Advancing Imbalanced Domain Adaptation: Cluster-Level Discrepancy Minimization With a Comprehensive Benchmark

IEEE Trans Cybern. 2023 Feb;53(2):1106-1117. doi: 10.1109/TCYB.2021.3093888. Epub 2023 Jan 13.

Abstract

Unsupervised domain adaptation methods have been proposed to tackle the problem of covariate shift by minimizing the distribution discrepancy between the feature embeddings of source domain and target domain. However, the standard evaluation protocols assume that the conditional label distributions of the two domains are invariant, which is usually not consistent with the real-world scenarios such as long-tailed distribution of visual categories. In this article, the imbalanced domain adaptation (IDA) is formulated for a more realistic scenario where both label shift and covariate shift occur between the two domains. Theoretically, when label shift exists, aligning the marginal distributions may result in negative transfer. Therefore, a novel cluster-level discrepancy minimization (CDM) is developed. CDM proposes cross-domain similarity learning to learn tight and discriminative clusters, which are utilized for both feature-level and distribution-level discrepancy minimization, palliating the negative effect of label shift during domain transfer.
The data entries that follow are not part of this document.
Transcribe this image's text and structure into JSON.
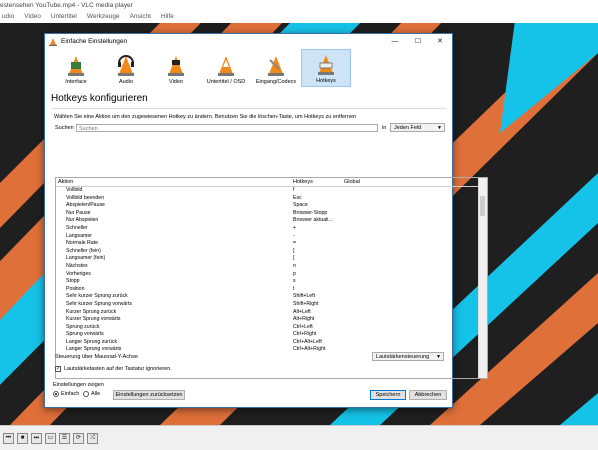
{
  "window": {
    "title": "estensehen YouTube.mp4 - VLC media player"
  },
  "menubar": [
    "udio",
    "Video",
    "Untertitel",
    "Werkzeuge",
    "Ansicht",
    "Hilfe"
  ],
  "dialog": {
    "title": "Einfache Einstellungen",
    "categories": [
      {
        "label": "Interface",
        "icon": "interface-icon"
      },
      {
        "label": "Audio",
        "icon": "audio-icon"
      },
      {
        "label": "Video",
        "icon": "video-icon"
      },
      {
        "label": "Untertitel / OSD",
        "icon": "subtitles-icon"
      },
      {
        "label": "Eingang/Codecs",
        "icon": "input-codecs-icon"
      },
      {
        "label": "Hotkeys",
        "icon": "hotkeys-icon"
      }
    ],
    "heading": "Hotkeys konfigurieren",
    "help_text": "Wählen Sie eine Aktion um den zugewiesenen Hotkey zu ändern. Benutzen Sie die löschen-Taste, um Hotkeys zu entfernen",
    "search": {
      "label": "Suchen",
      "placeholder": "Suchen",
      "in_label": "in",
      "field_value": "Jeden Feld"
    },
    "table": {
      "headers": [
        "Aktion",
        "Hotkeys",
        "Global"
      ],
      "rows": [
        [
          "Vollbild",
          "f"
        ],
        [
          "Vollbild beenden",
          "Esc"
        ],
        [
          "Abspielen/Pause",
          "Space"
        ],
        [
          "Nur Pause",
          "Browser-Stopp"
        ],
        [
          "Nur Abspielen",
          "Browser aktuali..."
        ],
        [
          "Schneller",
          "+"
        ],
        [
          "Langsamer",
          "-"
        ],
        [
          "Normale Rate",
          "="
        ],
        [
          "Schneller (fein)",
          "]"
        ],
        [
          "Langsamer (fein)",
          "["
        ],
        [
          "Nächstes",
          "n"
        ],
        [
          "Vorheriges",
          "p"
        ],
        [
          "Stopp",
          "s"
        ],
        [
          "Position",
          "t"
        ],
        [
          "Sehr kurzer Sprung zurück",
          "Shift+Left"
        ],
        [
          "Sehr kurzer Sprung vorwärts",
          "Shift+Right"
        ],
        [
          "Kurzer Sprung zurück",
          "Alt+Left"
        ],
        [
          "Kurzer Sprung vorwärts",
          "Alt+Right"
        ],
        [
          "Sprung zurück",
          "Ctrl+Left"
        ],
        [
          "Sprung vorwärts",
          "Ctrl+Right"
        ],
        [
          "Langer Sprung zurück",
          "Ctrl+Alt+Left"
        ],
        [
          "Langer Sprung vorwärts",
          "Ctrl+Alt+Right"
        ]
      ]
    },
    "mouse_wheel": {
      "label": "Steuerung über Mausrad-Y-Achse",
      "value": "Lautstärkensteuerung"
    },
    "ignore_volume": {
      "label": "Lautstärketasten auf der Tastatur ignorieren.",
      "checked": true
    },
    "show_settings": {
      "label": "Einstellungen zeigen",
      "simple": "Einfach",
      "all": "Alle",
      "selected": "Einfach"
    },
    "reset_button": "Einstellungen zurücksetzen",
    "save_button": "Speichern",
    "cancel_button": "Abbrechen"
  },
  "colors": {
    "stripe_orange": "#e0703a",
    "stripe_cyan": "#16c3e8",
    "background": "#1f1f1f",
    "selection": "#cde4f7"
  }
}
Theoretical justifications further demonstrate that CDM minimizes the target risk in a progressive manner. To corroborate the effectiveness of CDM, we propose two evaluation protocols according to the real-world situation and benchmark existing domain adaptation approaches. Extensive experiments demonstrate that negative transfer does occur due to label shift, while our approach achieves significant improvement on imbalanced datasets, including Office-31, Image-CLEF, and Office-Home.